I spent all day yesterday looking for tools and went and bought replacement tools today, on a Wreck-Free Sunday

I had the idea that I wanted to build the extended stem for Francis/es yesterday so I went looking for my Dremel cutoff wheels to cut the metal bits. This brings me to a fundamental question: What is the difference between taking something that isn’t put where you think it should be and putting it “away” where you think it should go without telling the person it belongs to and then forgetting where you put it, and hiding that thing? Mrs. the Poet did not like where I had put my cutting wheels away, so she put them “away” and forgot where “away” is. I spent all day Saturday trying to find them and never did.

So after church this morning I went to the hardware and bought another pack of cutoff wheels and some other supplies I needed to get, like the glue to put my shoes back together after the soles melted free from the uppers last week walking on the sidewalk that had been baking in the sun all day. This is not the first time that has happened, but this time when I went to get the glue the remainder of the tube was all dried up and no longer usable as glue.

So, armed with a fresh pack of cutoff wheels and a side milling cutter I attacked the extended stem like a madman. I measured, twice, and cut the extender tube to length. I then cut the donor stem in two pieces, one end to attach to the bottom of the extender so that it fits the steer tube, and the other to put in the top of the extension tube to attach the handlebars. If one could measure the level of enjoyment in a task undertaken voluntarily that could just as easily been left undone by the degree of dirt accumulated during that task, I enjoyed the hell outta cutting and fitting the parts to the extension. I had to stop before I was quite done, but really close to getting done with only a tiny bit of fitting to get done. Just as well, the shaping stone I was using was about to fall apart it was so worn out, so I have to pick up another one tomorrow before I read and filter the Feed. When I took my shower the first rinse and hair shampoo was black, the second a light grey

On another note but still on the extended stem build, side milling cutters should only be used with heavy gloves and a heavy apron when working with metal. I was covered in thousands of needle-sharp shavings about 1/8” long from doing the rough shaping with this cutter after doing the straight cuts with the cutoff wheels. The shirt and pants I was wearing had to be washed separately from the other laundry to keep the shavings from getting on the other clothes. T-shirts are about the worst thing to wear when using one of these cutters. Just so you won’t make the same mistakes I did. It has been said a smart person learns from his mistakes, a brilliant person learns from other people’s mistakes so he won’t have to make that mistake himself (or herself). I’m offering the chance for you to be brilliant by wearing a long-sleeve woven shirt with a vinyl or leather apron to keep the shavings out of your clothes. Be super brilliant and wear over-the-elbow leather gloves to keep the shavings off your hands, too. I have said that no repair will work without a blood offering to the deities, but this won’t do it. All the shavings will do is make you hurt for a few hours, they won’t draw blood while they hurt.

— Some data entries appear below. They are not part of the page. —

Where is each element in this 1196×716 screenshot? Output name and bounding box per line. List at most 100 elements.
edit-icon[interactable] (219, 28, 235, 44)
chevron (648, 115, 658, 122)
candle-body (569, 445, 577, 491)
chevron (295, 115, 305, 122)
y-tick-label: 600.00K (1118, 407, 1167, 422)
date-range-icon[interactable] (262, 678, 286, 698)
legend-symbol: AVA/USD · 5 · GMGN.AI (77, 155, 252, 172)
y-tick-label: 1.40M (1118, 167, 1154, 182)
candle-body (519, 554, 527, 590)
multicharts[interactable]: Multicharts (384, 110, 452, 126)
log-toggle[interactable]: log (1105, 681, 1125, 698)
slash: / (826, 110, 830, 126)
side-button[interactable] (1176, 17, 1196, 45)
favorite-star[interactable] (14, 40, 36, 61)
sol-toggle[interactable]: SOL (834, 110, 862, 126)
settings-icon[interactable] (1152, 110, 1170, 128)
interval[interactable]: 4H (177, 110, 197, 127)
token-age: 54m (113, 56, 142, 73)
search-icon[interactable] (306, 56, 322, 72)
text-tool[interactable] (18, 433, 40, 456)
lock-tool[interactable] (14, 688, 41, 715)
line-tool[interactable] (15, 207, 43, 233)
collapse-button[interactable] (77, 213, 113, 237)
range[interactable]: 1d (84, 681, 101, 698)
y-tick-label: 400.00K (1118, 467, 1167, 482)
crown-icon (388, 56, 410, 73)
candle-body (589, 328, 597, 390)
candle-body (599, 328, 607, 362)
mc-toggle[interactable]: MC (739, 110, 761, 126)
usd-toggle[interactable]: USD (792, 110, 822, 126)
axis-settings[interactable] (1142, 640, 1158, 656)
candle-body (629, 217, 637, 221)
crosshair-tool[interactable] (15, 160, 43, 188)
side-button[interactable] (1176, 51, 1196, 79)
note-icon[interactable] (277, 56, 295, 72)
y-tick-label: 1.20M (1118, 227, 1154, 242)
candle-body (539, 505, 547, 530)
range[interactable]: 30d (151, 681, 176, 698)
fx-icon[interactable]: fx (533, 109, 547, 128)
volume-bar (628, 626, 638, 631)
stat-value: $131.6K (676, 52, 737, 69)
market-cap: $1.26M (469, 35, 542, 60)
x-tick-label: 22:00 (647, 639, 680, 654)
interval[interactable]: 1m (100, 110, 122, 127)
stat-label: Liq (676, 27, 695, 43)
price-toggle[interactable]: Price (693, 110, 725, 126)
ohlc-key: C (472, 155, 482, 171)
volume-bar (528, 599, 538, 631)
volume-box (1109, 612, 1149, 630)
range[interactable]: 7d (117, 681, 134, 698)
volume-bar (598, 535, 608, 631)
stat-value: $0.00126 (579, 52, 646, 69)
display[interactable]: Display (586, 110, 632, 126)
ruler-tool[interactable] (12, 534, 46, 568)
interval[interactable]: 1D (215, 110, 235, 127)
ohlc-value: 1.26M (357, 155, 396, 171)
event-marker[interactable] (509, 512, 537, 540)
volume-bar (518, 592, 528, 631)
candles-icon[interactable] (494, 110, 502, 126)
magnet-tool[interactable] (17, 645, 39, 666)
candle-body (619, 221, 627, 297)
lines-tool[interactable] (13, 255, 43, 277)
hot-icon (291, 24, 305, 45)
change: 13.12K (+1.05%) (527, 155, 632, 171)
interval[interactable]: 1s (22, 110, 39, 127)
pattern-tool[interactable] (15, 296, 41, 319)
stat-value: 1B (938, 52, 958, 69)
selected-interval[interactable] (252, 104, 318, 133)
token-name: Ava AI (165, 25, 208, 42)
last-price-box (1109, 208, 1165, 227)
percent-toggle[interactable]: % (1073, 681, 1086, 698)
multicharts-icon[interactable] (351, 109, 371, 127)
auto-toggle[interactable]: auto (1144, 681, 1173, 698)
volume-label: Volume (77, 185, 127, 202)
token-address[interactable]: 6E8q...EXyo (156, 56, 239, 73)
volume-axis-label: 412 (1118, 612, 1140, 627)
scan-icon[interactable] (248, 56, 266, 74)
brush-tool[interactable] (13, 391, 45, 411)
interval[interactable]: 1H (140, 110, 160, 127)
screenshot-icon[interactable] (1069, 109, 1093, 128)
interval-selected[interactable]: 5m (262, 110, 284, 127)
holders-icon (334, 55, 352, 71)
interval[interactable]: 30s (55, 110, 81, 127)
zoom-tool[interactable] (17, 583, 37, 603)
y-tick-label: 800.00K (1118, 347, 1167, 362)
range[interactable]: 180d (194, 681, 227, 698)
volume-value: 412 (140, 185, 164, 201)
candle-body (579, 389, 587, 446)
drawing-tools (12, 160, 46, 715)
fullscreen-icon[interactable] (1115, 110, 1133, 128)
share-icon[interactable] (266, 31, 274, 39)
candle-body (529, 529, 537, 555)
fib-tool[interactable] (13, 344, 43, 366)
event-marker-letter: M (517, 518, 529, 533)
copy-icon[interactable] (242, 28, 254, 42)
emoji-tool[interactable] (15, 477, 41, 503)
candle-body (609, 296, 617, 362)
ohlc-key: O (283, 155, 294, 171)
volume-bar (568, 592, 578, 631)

There was a Sprint Cup race in MI this weekend, but I was busy building bike parts, so I have no clue who won or how the races went today, or yesterday with the CWTS supporting race. I know I missed a good race or two, but building the extended stem while I could remember how to use the tools was more important. I think I mentioned that skill sets are another thing that wanders in and back out of my brain, fortunately they tend to wander away much more slowly than my words. Anyway, race, on TV, I didn’t watch.

And I have changed my wish list a bit for my Death Day celebration, instead of a new string trimmer I want one of the string trimmers in the garage made functional. The motors spin, but the string reel won’t dispense fresh string anymore. Fixing one would be better than buying a new one. I still want those d6 for my RPG group sessions, but I think the string trimmer working would be more important than dice. If you aren’t close enough for fixing the trimmer the dice are cheap and mailable.